I would greatly appreciate any insights or best practices you could share regarding this configuration.

See Necessity of using both 'balance source' and 'stick on src' in HAProxy configuration. · Issue #2703 · haproxy/haproxy · GitHub for the related discussion.

Thank you for your time and expertise.

Best regards,
Zhao

Hi Zhao !

1. Is it necessary or beneficial to use both balance source and stick on src in this configuration?

Combination of balance source and stick on src will be beneficial. This give you a high level of session persistence with a proper load balancing, in case if some backends will go down.

The expiration time of the source IP entry in your stick table is 60m. So, after this time, if the given source IP has not reconnected, its entry will expire. If then, this given source IP will reconnect again, say after two hours or more, with balance source there is a very high chance (99.9%), that it will be served by the same server, which has served them at the first time. I mention very high chance, because the server could go down meanwhile or it could changed the weight and in this particular case the given source IP will be balanced to another backend and its entry will be created in the stick-table again and its session will be again persistent at least during the 60m.

So,

    stick-table type ip size 1m expire 60m
    stick on src

guarantee session persistence for same source IPs which connect and reconnect frequently (N times during 60m)

balance source

Will guarantee session persistence for IPs which connect a once/twice per some hours, or per day, with the condition that backend servers not change their states (up/down) frequently.

I hope this also answers your second question:
2. What are the implications of using these directives together? Do they complement each other, or is one redundant?

So, to sum up, I would say that it is rather complement, than redundant.

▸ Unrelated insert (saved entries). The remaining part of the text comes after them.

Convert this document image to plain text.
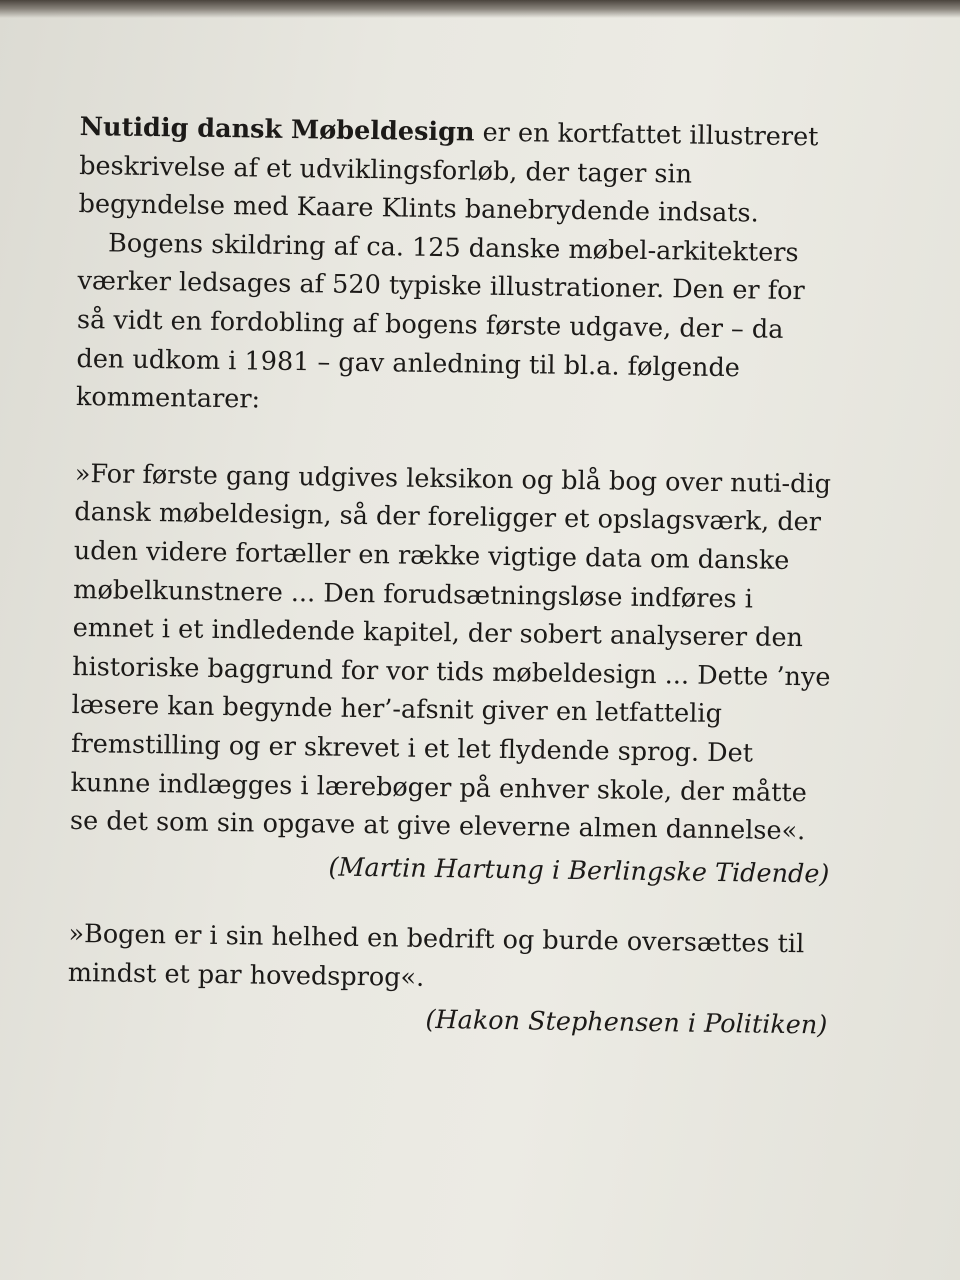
Nutidig dansk Møbeldesign er en kortfattet illustreret beskrivelse af et udviklingsforløb, der tager sin begyndelse med Kaare Klints banebrydende indsats.

Bogens skildring af ca. 125 danske møbel-arkitekters værker ledsages af 520 typiske illustrationer. Den er for så vidt en fordobling af bogens første udgave, der – da den udkom i 1981 – gav anledning til bl.a. følgende kommentarer:

»For første gang udgives leksikon og blå bog over nuti-dig dansk møbeldesign, så der foreligger et opslagsværk, der uden videre fortæller en række vigtige data om danske møbelkunstnere ... Den forudsætningsløse indføres i emnet i et indledende kapitel, der sobert analyserer den historiske baggrund for vor tids møbeldesign ... Dette ’nye læsere kan begynde her’-afsnit giver en letfattelig fremstilling og er skrevet i et let flydende sprog. Det kunne indlægges i lærebøger på enhver skole, der måtte se det som sin opgave at give eleverne almen dannelse«.

(Martin Hartung i Berlingske Tidende)

»Bogen er i sin helhed en bedrift og burde oversættes til mindst et par hovedsprog«.

(Hakon Stephensen i Politiken)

3. Given that I’m using hash-type consistent, how does this interact with the balance source and stick on src directives?

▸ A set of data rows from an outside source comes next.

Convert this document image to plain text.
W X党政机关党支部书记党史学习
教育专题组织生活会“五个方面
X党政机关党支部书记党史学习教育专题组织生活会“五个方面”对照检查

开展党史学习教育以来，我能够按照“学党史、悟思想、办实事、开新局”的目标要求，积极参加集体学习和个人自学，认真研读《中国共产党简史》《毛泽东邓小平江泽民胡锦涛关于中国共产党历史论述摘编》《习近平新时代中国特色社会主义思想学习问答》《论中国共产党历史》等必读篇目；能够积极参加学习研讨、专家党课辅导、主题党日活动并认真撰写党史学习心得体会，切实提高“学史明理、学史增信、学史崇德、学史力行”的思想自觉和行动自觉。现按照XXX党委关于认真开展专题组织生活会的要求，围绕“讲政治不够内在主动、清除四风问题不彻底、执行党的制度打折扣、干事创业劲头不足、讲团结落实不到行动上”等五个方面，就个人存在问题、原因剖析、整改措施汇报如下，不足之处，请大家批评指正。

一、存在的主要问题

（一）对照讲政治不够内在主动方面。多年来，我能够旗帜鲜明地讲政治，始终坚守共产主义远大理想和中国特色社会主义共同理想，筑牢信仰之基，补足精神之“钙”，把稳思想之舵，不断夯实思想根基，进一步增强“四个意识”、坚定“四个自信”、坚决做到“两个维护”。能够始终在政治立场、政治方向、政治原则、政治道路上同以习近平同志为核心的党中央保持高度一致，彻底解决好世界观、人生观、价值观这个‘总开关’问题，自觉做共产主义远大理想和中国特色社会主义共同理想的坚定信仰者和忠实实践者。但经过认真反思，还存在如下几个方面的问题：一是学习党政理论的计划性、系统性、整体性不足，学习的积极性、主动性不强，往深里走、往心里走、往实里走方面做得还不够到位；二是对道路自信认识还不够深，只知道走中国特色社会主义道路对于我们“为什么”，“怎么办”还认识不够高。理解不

Here I can’t add more, than we have in the description of hash-type consistent from the doc.
hash-type consistent is dynamic, and suites better to cases when backends can flip up/down, ideal for caches. You could try this one and if the load distribution will be not smooth, we can see further how it could be adjusted with servers IDs, weights and different hashing algorithms. Here some trials with traffic are needed to have a better tuning.

1 Like

4. For a SOCKS5 proxy setup, especially when dealing with websites that might require session persistence, what would be the recommended configuration?

we support now socks4 option to connect to backend servers

http://docs.haproxy.org/dev/configuration.html#socks4

usage:

backend b7
server s1 : socks4 localhost:18000
server s2 : socks4 192.168.0.1:18001

There is no any support for SOCKS at frontend side.

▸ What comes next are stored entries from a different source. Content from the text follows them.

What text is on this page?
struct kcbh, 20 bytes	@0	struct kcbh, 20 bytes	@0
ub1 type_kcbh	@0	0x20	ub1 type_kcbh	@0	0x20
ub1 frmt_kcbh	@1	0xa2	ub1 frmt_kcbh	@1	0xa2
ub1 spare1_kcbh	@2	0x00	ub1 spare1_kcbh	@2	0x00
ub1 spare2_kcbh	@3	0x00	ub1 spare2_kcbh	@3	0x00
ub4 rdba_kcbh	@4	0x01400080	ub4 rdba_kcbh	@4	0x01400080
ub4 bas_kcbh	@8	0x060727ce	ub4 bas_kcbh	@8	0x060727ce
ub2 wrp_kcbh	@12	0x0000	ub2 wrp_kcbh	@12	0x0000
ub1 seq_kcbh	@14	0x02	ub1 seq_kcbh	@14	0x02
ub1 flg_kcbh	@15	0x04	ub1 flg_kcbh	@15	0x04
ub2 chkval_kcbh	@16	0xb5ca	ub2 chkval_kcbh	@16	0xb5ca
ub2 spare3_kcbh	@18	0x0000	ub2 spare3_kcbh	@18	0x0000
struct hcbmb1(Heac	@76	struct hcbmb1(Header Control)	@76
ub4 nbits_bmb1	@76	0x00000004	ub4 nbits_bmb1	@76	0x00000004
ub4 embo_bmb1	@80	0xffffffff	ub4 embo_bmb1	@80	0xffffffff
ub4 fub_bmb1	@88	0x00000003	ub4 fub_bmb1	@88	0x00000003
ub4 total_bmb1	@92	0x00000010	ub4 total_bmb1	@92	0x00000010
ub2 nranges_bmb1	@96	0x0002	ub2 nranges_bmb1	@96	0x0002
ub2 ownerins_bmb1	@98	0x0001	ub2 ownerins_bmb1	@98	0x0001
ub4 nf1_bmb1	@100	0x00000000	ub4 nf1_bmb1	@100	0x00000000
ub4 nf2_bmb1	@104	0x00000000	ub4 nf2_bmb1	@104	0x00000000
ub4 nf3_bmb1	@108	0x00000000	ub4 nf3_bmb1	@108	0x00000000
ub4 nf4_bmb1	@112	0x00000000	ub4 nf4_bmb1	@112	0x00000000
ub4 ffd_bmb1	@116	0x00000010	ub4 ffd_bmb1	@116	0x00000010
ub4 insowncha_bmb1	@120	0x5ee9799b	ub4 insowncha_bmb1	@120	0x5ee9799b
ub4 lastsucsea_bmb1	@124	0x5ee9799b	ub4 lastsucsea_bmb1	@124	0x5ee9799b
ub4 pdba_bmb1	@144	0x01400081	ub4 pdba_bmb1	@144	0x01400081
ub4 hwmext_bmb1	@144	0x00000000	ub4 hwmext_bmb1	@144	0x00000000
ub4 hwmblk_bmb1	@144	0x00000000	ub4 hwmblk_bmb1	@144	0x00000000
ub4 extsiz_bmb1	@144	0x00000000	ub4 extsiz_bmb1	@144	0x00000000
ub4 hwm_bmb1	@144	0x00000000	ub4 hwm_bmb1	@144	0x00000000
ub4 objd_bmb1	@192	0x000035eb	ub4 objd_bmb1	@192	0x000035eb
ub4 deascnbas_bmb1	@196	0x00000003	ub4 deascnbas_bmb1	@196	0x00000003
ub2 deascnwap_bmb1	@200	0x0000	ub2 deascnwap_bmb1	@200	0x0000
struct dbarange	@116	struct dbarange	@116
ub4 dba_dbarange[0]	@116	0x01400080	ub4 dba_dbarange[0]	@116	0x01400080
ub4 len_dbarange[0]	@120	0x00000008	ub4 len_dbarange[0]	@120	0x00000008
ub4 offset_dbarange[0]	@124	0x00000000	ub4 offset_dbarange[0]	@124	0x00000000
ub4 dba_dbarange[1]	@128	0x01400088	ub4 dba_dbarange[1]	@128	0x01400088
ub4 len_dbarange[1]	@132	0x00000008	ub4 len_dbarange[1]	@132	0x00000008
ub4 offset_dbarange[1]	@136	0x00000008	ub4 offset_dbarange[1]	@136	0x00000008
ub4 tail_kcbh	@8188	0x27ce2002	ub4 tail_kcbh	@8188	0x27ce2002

As for the SOCKS5 to backends there is no support for the moment.

You could try simple TCP load balancing with session persistence. As for an example you can start from this basic configuration:

defaults
log global
mode tcp
option tcplog
option dontlognull
timeout connect 5000
timeout client 50000
timeout server 50000

listen socks5
mode tcp
bind 0.0.0.0:16667
balance source
… other settings which you listed

I’ve also found this blog, but I’m not tried this configuration:
https://dft.wiki/?p=3336

And than you can add on top of this simple config, settings necessary for the IP-based persistence, as you’ve done and what is was discussed above.

Here we also have a short doc about it:

Stick table lookup will not impact the overall performance, we’ve done some benches internally and it was proven, that TCP connection establishment even 10 times slowly, than this lookup for IP source.

As the most of the clients use HTTPS we haven’t done yet any benches for SOCKS. Performance for balancing TCP will depend from many factors, system architecture, CPU, OS tuning, tcp options tuning. So it will be better that you will do some trials and than return to us, if they will be some problems on this point.